The currency used in Indonesia is the rupiah. The conversions can be a little tricky to wrap your head around at first. One $USD is equivalent to roughly 13,000 rupiahs and one £GBP is approximately 17,000 (correct at January 2020). To put this into perspective, a meal in a warung will cost you around 25,000 rupiah – around one to two dollars or pounds.
5. Active Volcanoes
Being located on the edge of several tectonic plates, it’s no surprise that most of Indonesia’s islands are volcanic. Luckily, most are closely monitored and considered safe to visit.
Mount Bromo is one of the country’s most iconic mountains and one of the most accessible, too. A trek through the night to catch the sunrise over the ethereal landscape is simply not to be missed. Other volcanoes on Java are Mount Merbabu and the Ijen Crater and there are plenty of other volcanic islands such as Mount Sinabung, Sumatra or Mount Batur in Bali.
Despite being one of the smaller islands, Bali is one of the most renowned Indonesian destinations. Ubud is famed for its spiritual dimensions as well as lush rice fields and temples aplenty. The setting of the Balinese section of Eat, Pray, Love should give you an idea of the unparalleled beauty of this place.

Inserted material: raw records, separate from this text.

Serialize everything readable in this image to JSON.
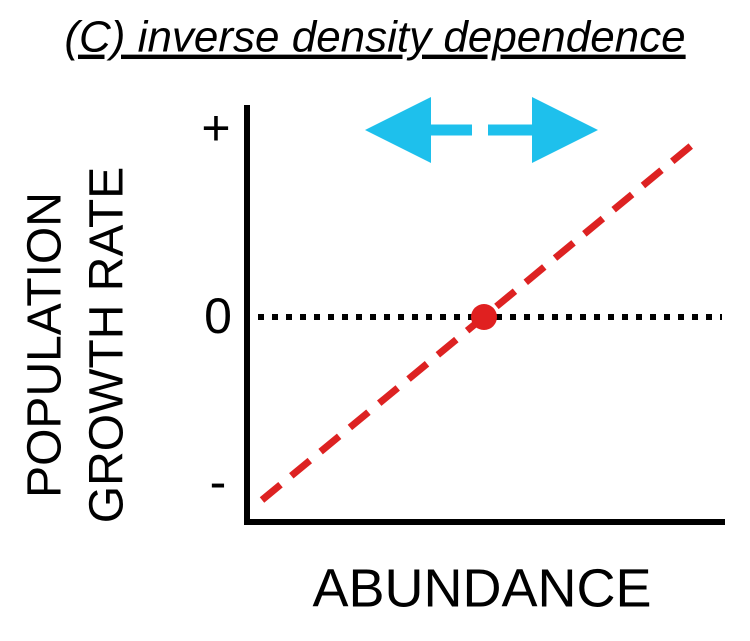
{
  "header": {
    "title": "(C) inverse density dependence"
  },
  "y_axis": {
    "label_lines": [
      "POPULATION",
      "GROWTH RATE"
    ],
    "tick_labels": [
      "+",
      "0",
      "-"
    ]
  },
  "x_axis": {
    "label": "ABUNDANCE"
  }
}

If you are looking to escape the hustle and bustle of the south, travel up to the north of Bali for a slower pace of life. Visit Lovina for seeing dolphins, relaxing in hot springs, visiting magnificent waterfalls including Banyumala and for the famous Instagram spot of Wanagiri Hidden Hills.
7. Visa-free Entry
Visitors from most countries can visit Indonesia visa-free. You will need to obtain a 60-day entry permit upon arrival for a small fee of around $30 USD/ but there is no need to visit an embassy before you set off on your adventure. They also charge a small departure tax so it’s worth keeping some money on hand if you want to avoid paying by card and charges incurred with this, though this may be included in your flight ticket.
Indonesia is famed for its cultural and religious diversity. Over 80% of the population is Muslim, with an array of other religions making up the remaining 20%.

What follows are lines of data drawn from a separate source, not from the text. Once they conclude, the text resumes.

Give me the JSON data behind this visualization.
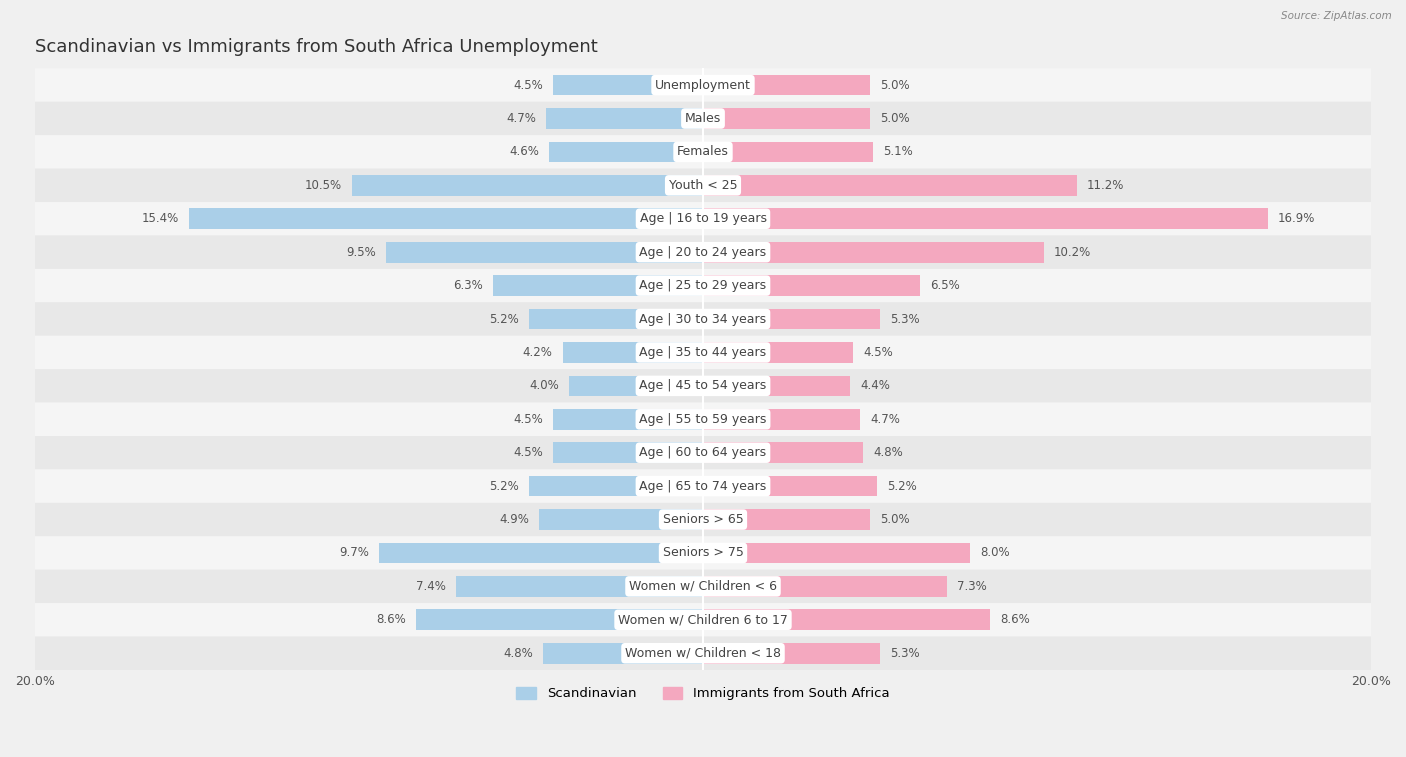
{
  "title": "Scandinavian vs Immigrants from South Africa Unemployment",
  "source": "Source: ZipAtlas.com",
  "categories": [
    "Unemployment",
    "Males",
    "Females",
    "Youth < 25",
    "Age | 16 to 19 years",
    "Age | 20 to 24 years",
    "Age | 25 to 29 years",
    "Age | 30 to 34 years",
    "Age | 35 to 44 years",
    "Age | 45 to 54 years",
    "Age | 55 to 59 years",
    "Age | 60 to 64 years",
    "Age | 65 to 74 years",
    "Seniors > 65",
    "Seniors > 75",
    "Women w/ Children < 6",
    "Women w/ Children 6 to 17",
    "Women w/ Children < 18"
  ],
  "scandinavian": [
    4.5,
    4.7,
    4.6,
    10.5,
    15.4,
    9.5,
    6.3,
    5.2,
    4.2,
    4.0,
    4.5,
    4.5,
    5.2,
    4.9,
    9.7,
    7.4,
    8.6,
    4.8
  ],
  "immigrants": [
    5.0,
    5.0,
    5.1,
    11.2,
    16.9,
    10.2,
    6.5,
    5.3,
    4.5,
    4.4,
    4.7,
    4.8,
    5.2,
    5.0,
    8.0,
    7.3,
    8.6,
    5.3
  ],
  "blue_color": "#aacfe8",
  "pink_color": "#f4a8bf",
  "bg_color": "#f0f0f0",
  "row_bg_even": "#f5f5f5",
  "row_bg_odd": "#e8e8e8",
  "axis_max": 20.0,
  "bar_height": 0.62,
  "title_fontsize": 13,
  "label_fontsize": 9,
  "value_fontsize": 8.5
}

Despite being only 2% of the population, the Hindu religion dominates the island and is visible in everything from architecture to sacred rituals – particularly in Bali.
Kalimantan is the Indonesian part of the breathtaking island of Borneo. The rainforest here is thought to be over 130 million years old and has an incredibly rich biodiversity and ecosystem. Adorned with over 420 species of birds alone, this island is also a refuge for endangered species including the Asian Elephant and the Bornean Clouded Leopard.
10. Food and drink
The diversity of food here is unrivalled anywhere in the world. Almost 18,000 islands all have specific, local dishes and variations on classics. As well as the more predictable curries and rice, other favourites are satay, fried noodles and fresh grilled fish.
Indulge in ayam goreng – fried chicken – or mei goreng or nasi goreng – fried noodles or rice, spicy sambals, and babi guling, Balinese roast port. Look out for street food like bakso, meatballs in a broth with noodles, gado-gado a vegetable salad with a peanut sauce or satay sticks of chicken or fish.
Vegetarianism is also commonplace here with many vegan restaurants popping up and their veggie burgers were very much ahead of the hipster curve.